A ênfase nessa categoria emergiu, no Brasil, em meados da década de 1990, em virtude de três fatores que tiveram impacto social e político significativo: o primeiro deles foi a adoção do termo como uma nova categoria-síntese protagonizada pelos movimentos sociais do campo, capitaneados pelo sindicalismo rural ligado à Confederação Nacional dos Trabalhadores na Agricultura – CONTAG, com apoio da Organização das Nações Unidas para a Agricultura e Alimentação (FAO) e do Banco Internacional de Reconstrução e Desenvolvimento (BIRD)8 (Neves, 2007); o segundo, a legitimidade que o Estado emprestou ao termo, ao criar, em 1996, o Programa Nacional de Fortalecimento da Agricultura Familiar (PRONAF); e o terceiro, a criação do Ministério do Desenvolvimento Agrário (MDA), com o revigoramento da reforma agrária (SCHNEIDER, 2003, p. 114).

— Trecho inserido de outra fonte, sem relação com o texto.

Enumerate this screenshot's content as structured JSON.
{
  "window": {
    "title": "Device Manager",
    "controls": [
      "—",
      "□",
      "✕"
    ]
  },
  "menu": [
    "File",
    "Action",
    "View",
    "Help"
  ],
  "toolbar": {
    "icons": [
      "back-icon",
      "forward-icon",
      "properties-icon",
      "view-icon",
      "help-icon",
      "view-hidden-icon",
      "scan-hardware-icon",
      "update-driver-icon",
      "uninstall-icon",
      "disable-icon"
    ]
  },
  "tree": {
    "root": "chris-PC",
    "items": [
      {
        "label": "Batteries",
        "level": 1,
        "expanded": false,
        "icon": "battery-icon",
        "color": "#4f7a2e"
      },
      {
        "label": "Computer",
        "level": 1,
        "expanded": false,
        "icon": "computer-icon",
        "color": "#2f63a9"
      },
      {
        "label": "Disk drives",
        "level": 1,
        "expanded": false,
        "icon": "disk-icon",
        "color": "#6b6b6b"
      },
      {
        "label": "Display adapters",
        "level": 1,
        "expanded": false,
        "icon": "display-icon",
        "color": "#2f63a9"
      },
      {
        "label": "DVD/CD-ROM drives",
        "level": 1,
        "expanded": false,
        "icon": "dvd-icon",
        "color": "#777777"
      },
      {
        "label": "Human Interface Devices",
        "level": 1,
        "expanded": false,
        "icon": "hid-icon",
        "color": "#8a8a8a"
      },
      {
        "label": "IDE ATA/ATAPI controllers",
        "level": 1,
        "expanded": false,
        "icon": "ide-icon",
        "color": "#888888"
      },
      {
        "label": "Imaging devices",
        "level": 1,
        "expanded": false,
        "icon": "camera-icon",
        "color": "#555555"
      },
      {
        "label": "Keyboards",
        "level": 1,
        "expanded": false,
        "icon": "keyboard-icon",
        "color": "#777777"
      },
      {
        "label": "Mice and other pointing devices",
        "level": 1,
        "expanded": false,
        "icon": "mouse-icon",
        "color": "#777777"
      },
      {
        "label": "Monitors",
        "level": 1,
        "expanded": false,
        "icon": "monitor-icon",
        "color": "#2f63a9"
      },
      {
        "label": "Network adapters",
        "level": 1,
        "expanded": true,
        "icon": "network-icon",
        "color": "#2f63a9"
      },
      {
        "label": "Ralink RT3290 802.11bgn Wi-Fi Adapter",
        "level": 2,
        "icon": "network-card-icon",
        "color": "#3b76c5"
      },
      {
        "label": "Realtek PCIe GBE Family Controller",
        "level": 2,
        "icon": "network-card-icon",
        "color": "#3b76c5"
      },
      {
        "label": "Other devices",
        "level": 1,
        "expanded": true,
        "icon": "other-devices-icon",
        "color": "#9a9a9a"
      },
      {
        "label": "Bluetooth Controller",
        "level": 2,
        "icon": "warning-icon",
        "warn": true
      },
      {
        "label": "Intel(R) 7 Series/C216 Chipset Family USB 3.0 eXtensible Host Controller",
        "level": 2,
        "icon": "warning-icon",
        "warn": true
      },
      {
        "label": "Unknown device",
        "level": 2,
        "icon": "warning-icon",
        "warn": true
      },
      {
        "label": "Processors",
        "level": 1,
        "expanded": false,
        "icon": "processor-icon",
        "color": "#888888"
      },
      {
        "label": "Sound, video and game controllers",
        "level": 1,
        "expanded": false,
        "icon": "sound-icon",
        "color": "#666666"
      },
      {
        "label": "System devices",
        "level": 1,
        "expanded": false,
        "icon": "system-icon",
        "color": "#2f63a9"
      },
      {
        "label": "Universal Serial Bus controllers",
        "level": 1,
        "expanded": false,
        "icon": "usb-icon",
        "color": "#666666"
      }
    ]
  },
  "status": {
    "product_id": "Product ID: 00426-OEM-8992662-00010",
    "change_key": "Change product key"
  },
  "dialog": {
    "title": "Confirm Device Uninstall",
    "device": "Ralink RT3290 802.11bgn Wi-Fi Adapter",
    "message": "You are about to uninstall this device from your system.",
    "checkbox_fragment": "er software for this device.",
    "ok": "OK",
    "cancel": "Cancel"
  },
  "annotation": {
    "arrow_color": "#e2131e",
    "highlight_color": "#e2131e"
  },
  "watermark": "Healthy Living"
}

Além desses critérios, Navarro (2011) aponta outros fatores definidores, tais como: a predominância da mão-de-obra familiar, mesmo que com contratação esporádica; e a ampliação de renda familiar, com a diversificação das atividades produtivas entre seus membros, inclusive, desenvolvendo atividades não-agrícolas, embora todos os membros residam nas propriedades rurais.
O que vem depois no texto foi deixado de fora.